“La alegría del amor que se vive en
las familias es también el júbilo de la Iglesia”, así comienza el Papa
Francisco su exhortación apostólica que supone la conclusión a los Sínodos de
los Obispos sobre la Familia de los años 2014 y 2015.
Invito a las familias a
que lean este bello documento, que, con un lenguaje muy asequible, en el que se
expone una propuesta para las familias cristianas,
que las estimule a valorar los dones del matrimonio y de la familia. Asimismo,
invita a sostener un amor fuerte y lleno de valores como la generosidad, el
compromiso, la fidelidad o la paciencia.
Se ha de entender en el contexto del
Año Jubilar de la Misericordia y por
ello, Francisco porque procura alentar a todos para que sean signos de
misericordia y cercanía allí donde la vida familiar no se realiza perfectamente
o no se desarrolla con paz y gozo.
Desde el punto de vista de la
catequesis familiar me parece no tiene desperdicio el documento en su
totalidad, pero podríamos entresacar alguna idea importante del capítulo VII, en
el que el Santo Padre habla de “fortalecer la educación de los hijos”.
Los padres, primeros catequistas de sus hijos, inician desde el
despertar religioso en el desarrollo moral de sus hijos, para bien o para mal.
Por consiguiente, lo más adecuado es que acepten esta función ineludible y la formalicen
con un talente consciente, entusiasta, razonable y ajustado a la realidad.
Los padres requieren formación que les instruya para asegurar una educación
esencial para sus hijos.

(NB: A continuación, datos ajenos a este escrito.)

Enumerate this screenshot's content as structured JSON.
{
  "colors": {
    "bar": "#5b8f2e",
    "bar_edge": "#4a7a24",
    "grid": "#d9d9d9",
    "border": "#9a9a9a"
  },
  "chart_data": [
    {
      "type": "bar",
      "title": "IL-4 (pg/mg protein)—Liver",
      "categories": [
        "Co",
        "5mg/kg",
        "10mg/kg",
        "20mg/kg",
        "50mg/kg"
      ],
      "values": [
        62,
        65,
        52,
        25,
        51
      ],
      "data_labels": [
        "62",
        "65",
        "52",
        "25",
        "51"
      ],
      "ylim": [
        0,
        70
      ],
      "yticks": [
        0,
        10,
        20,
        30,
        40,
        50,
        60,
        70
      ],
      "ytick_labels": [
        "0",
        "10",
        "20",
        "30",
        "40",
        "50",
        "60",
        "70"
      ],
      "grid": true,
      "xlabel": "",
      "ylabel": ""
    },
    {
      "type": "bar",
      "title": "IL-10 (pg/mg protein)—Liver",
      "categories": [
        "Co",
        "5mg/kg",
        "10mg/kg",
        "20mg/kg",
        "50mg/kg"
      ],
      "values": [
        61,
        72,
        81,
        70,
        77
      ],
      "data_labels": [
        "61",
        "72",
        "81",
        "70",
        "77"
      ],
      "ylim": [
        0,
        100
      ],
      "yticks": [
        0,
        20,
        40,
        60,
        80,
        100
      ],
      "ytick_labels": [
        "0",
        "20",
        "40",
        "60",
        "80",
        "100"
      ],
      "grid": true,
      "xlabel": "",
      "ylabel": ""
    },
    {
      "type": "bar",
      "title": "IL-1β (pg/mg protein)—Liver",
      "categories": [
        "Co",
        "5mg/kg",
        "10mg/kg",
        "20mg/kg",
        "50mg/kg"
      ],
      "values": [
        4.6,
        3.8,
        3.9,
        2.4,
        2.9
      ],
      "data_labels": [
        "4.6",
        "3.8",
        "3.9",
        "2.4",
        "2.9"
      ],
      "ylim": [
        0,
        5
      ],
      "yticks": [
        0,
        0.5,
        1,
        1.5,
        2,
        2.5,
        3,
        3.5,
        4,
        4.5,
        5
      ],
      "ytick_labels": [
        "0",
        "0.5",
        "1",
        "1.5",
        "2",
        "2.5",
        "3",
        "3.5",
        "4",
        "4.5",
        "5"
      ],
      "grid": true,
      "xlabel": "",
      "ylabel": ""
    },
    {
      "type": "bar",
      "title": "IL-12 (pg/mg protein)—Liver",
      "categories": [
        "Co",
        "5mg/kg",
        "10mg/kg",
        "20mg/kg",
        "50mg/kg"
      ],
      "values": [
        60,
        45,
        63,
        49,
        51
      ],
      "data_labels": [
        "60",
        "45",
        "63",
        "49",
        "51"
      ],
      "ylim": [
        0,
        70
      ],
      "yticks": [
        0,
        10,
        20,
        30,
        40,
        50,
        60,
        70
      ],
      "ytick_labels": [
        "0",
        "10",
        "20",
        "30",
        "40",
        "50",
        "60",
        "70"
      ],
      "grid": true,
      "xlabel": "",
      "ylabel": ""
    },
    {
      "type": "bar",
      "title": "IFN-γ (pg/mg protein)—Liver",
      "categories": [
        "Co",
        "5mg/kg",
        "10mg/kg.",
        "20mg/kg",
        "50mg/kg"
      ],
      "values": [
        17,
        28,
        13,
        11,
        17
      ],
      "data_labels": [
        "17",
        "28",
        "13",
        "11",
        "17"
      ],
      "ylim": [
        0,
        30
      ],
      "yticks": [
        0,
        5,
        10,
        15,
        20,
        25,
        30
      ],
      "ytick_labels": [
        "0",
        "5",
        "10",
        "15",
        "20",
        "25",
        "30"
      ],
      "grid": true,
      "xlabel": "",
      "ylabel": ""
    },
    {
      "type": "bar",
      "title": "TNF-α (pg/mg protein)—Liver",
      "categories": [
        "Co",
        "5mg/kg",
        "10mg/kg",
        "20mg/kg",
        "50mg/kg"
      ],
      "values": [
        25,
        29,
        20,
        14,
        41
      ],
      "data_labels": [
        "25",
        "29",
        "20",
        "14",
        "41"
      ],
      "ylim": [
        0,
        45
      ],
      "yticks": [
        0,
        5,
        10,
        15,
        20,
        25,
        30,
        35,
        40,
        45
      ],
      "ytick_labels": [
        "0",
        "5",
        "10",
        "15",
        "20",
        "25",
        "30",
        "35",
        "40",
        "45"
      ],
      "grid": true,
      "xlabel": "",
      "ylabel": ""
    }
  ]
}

Nunca deberían delegar completamente la educación en
la fe a otros, aunque puedan encontrar otros apoyos evangelizadores, como la
Escuela y la Parroquia.
En lo que respecta al crecimiento afectivo-sexual y ético de la persona
se precisa creer que los propios padres son merecedores de confianza. Esto
constituye una responsabilidad educativa: forjar confianza en los hijos con el
afecto y el testimonio, inspirar en ellos respeto.

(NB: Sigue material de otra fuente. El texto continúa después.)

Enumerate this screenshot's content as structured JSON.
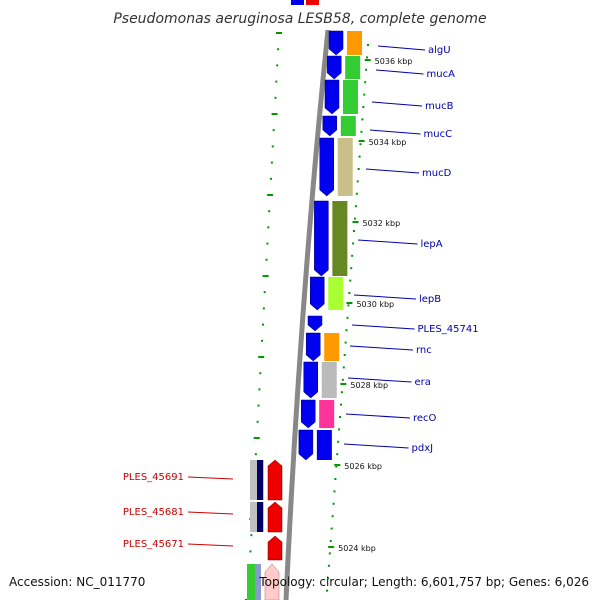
{
  "title": "Pseudomonas aeruginosa LESB58, complete genome",
  "footer": {
    "accession": "Accession: NC_011770",
    "topology": "Topology: circular; Length: 6,601,757 bp; Genes: 6,026"
  },
  "colors": {
    "forward_strand_gene": "#0000ee",
    "reverse_strand_gene": "#ee0000",
    "right_label": "#0000aa",
    "left_label": "#cc0000",
    "tick": "#009900",
    "backbone": "#888888"
  },
  "scale_labels": [
    "5036 kbp",
    "5034 kbp",
    "5032 kbp",
    "5030 kbp",
    "5028 kbp",
    "5026 kbp",
    "5024 kbp"
  ],
  "right_genes": [
    {
      "name": "algU",
      "cog_color": "#ff9900"
    },
    {
      "name": "mucA",
      "cog_color": "#33cc33"
    },
    {
      "name": "mucB",
      "cog_color": "#33cc33"
    },
    {
      "name": "mucC",
      "cog_color": "#33cc33"
    },
    {
      "name": "mucD",
      "cog_color": "#c8c088"
    },
    {
      "name": "lepA",
      "cog_color": "#668822"
    },
    {
      "name": "lepB",
      "cog_color": "#aaff33"
    },
    {
      "name": "PLES_45741",
      "cog_color": ""
    },
    {
      "name": "rnc",
      "cog_color": "#ff9900"
    },
    {
      "name": "era",
      "cog_color": "#bbbbbb"
    },
    {
      "name": "recO",
      "cog_color": "#ff3399"
    },
    {
      "name": "pdxJ",
      "cog_color": "#0000ee"
    }
  ],
  "left_genes": [
    {
      "name": "PLES_45691",
      "cog_color": "#c0c0c0"
    },
    {
      "name": "PLES_45681",
      "cog_color": "#c0c0c0"
    },
    {
      "name": "PLES_45671",
      "cog_color": ""
    }
  ]
}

Asimismo, es indispensable sensibilizar al niño o al adolescente para
que advierta que las malas acciones tienen consecuencias. Despertemos la
capacidad de ponerse en el lugar del otro y compadecerse por su sufrimiento cuando
se le ha hecho daño.
La relación padres e hijos puede verse afectada por las tecnologías de
la comunicación y la distracción, cada vez más sofisticadas. Cuando son bien
utilizadas (como diría San Ignacio de Loyola: si hacemos uso de ellas “tanto
cuanto”, ordenadamente o correctamente) para que puedan ser útiles para conectar
entre los miembros de la familia. Estos medios ni sustituyen ni reemplazan la
necesidad del diálogo personal y profundo.

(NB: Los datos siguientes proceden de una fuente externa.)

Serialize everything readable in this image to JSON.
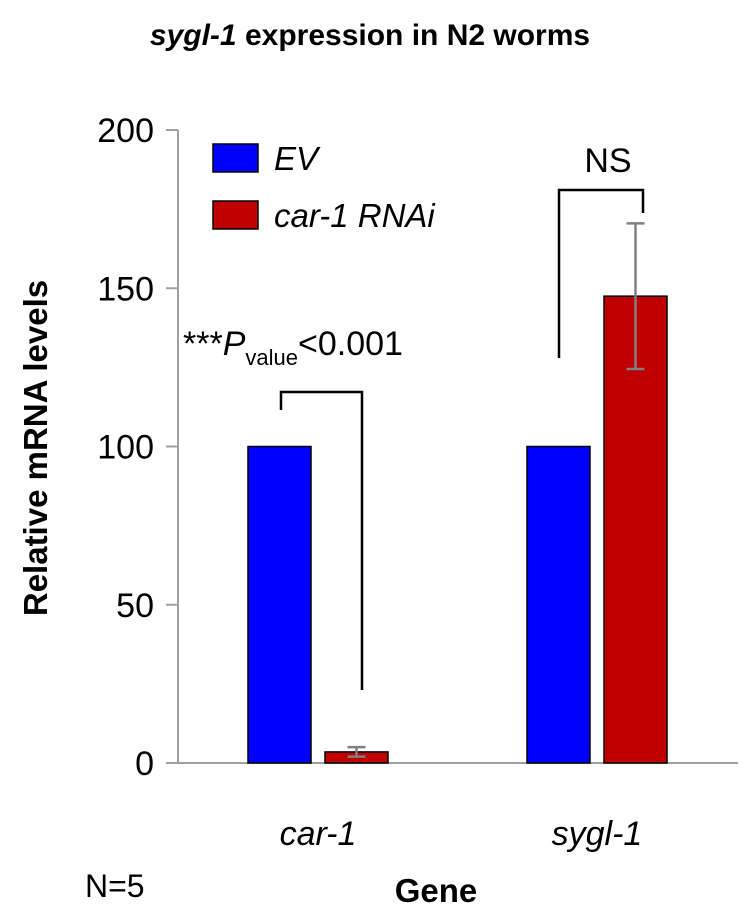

La educación de los hijos manifestarse por un camino de transmisión de
la fe, que se dificulta por el estilo de vida actual, por los horarios de
trabajo, por la complejidad del mundo donde muchos llevan un ritmo frenético
para poder sobrevivir. Sin embargo, la familia debe seguir siendo el hogar
donde se inicie cristianamente, orando y sirviendo al prójimo.